In the cases reported—all of them in the West and primarily, though with some exceptions, in the USA and UK—YCW seeking sterilisation face no legal obstacles. This has been the case for a while—the relevant landmark cases in the USA were passed in the 1970s. This is a case of physicians seemingly resisting a procedure that is legally permitted. However, I will argue that there are multiple reasons why they could be justified in doing so.

Regret is a wrong metric to analyse sterilisation requests

Regret is a faulty metric for assessing decision-making. Human decision-making processes are highly heterogeneous6 and anticipated regret is just one out of many. Regret should not be confused with changing of one’s mind—while change of mind is common, regret is much less common than we think. Gilbert7 8 has shown that decision-makers are likely to underestimate the extent to which they will adapt to whatever situation they find themselves in as well as rationalise or misremember the role that their own decisions played in it. Sevdalis and Harvey9 similarly conclude, based on experimental evidence, that ‘people making decisions should discount the regret and rejoicing that they anticipate will be associated with potential outcomes arising from those decisions.’ Nor are these rationalisations to be dismissed as irrational—to the contrary, the process of rationalisation can be understood as a rational one that, on balance, leads to improved decision-making.10

Regardless of any value of regret-based decision-making, it is not at all clear that this is what physicians’ reluctance to perform elective sterilisation in YCW is based on. For example, an experiment that provided doctors with a vignette describing a woman seeking voluntary sterilisation showed that it was frequency of physicians’ church attendance that was the most distinguishing factor among those who said they would try to dissuade the patient from tubal ligation.11

We should always keep in mind that reasons stated in support of a decision might or might not be actual causes of that decision.12 Our introspective insight into our own motivations is limited and faulty, and the same is true of physicians. Therefore, proponents of immediate access to sterilisation are right to wonder whether physicians’ reluctance to perform the procedure is based on their assessment of the likelihood of regret or whether there are some other beliefs that are factoring into it. However, in addition to traditional beliefs about motherhood and women’s role in society there exist multiple reasons why a young well-informed person would earnestly request sterilisation while being ambivalent or even opposed to it, and physicians taking these possibilities into account are not necessarily making a mistake.
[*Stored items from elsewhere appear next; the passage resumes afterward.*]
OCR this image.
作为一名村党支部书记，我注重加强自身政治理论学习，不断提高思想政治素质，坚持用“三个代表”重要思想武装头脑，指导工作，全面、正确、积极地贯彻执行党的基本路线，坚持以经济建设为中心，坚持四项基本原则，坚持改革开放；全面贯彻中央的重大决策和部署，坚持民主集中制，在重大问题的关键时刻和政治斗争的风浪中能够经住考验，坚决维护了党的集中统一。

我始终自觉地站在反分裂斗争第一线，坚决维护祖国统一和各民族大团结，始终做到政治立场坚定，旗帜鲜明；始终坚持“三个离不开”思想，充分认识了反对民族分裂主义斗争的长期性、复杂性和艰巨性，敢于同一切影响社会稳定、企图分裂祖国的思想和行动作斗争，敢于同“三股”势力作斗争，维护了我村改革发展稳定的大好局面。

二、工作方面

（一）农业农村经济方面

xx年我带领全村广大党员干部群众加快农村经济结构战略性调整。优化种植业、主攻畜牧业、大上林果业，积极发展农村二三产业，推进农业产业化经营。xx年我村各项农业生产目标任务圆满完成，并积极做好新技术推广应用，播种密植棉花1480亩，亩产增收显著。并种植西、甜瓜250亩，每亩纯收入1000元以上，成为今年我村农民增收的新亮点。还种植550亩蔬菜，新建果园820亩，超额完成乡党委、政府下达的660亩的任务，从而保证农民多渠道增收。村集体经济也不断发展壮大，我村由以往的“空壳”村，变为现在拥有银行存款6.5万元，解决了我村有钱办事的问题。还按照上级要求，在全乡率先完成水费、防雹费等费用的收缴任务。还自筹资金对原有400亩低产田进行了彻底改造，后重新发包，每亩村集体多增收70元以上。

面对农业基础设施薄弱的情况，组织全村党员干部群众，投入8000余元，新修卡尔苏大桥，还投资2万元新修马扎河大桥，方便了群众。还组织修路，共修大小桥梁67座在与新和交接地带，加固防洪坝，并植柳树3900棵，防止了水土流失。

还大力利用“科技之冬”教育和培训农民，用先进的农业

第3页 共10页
Extraordinary requests require extraordinary evidence

One possibility is that women are bullied into sterilisation by their male partners. Women already disproportionately bear the burden of contraception. While some experimental evidence suggests11 that doctors’ reluctance is greater when male partners disagree with the woman’s request rather than when they agree with it, it is not out of question that whatever reluctance remains when the (male) partner agrees could be partly explained by the suspicion that the woman is doing it to please her male partner, or even that he uses it to control her ability to bear children to other men, a possibility that evolutionary psychologists constantly warn us about. After all, one might reasonably wonder, why does not the male partner get a vasectomy instead?

In addition: self-injury is a major public health concern13 especially among adolescents and young women: a study has shown that, in the UK, 20% of females aged 16–24 have self-harmed.14 Therefore, the likelihood that any YCW self-harms is an order of magnitude higher than the likelihood that she would benefit from sterilisation.

Furthermore, self-harm among young adults seems to be increasing at the same time as requests for voluntary sterilisation among YCW. The two could be unrelated, or caused by the same factor: we just do not know yet what the relationship is between the two, if any. However, this uncertainty coupled with a high prevalence of self-harm makes a wide range of attitudes on the part of obstetrician-gynaecologists (ObGyn) justifiable: it is reasonable for them to ignore the possibility that sterilisation in YCW could sometimes be a form of self-harm, but also, to consider it.

Yet another possibility is that sterilisation requests by young women are a misguided expression of youthful rebellion. Being sterilised at young age provides a shock value that can enhance one’s status in certain communities. Many young people flirt with the idea of childlessness and, rather than being upset by opposition of the mainstream to it, they revel in it. A woman demanding to, say, be sterilised at 20, can easily find herself as a front page story with thousands of (mostly hateful) comments. While reading some of these stories, one does detect a bit of pride these women take in defying the choice of the masses. It is also perhaps notable that all reports of uncooperative physicians come from Western countries where multiple alternatives to natural conception, should sterilised women change their mind later, are available, therefore lowering the cost of sterilisation pursuit for reasons unrelated to reproduction.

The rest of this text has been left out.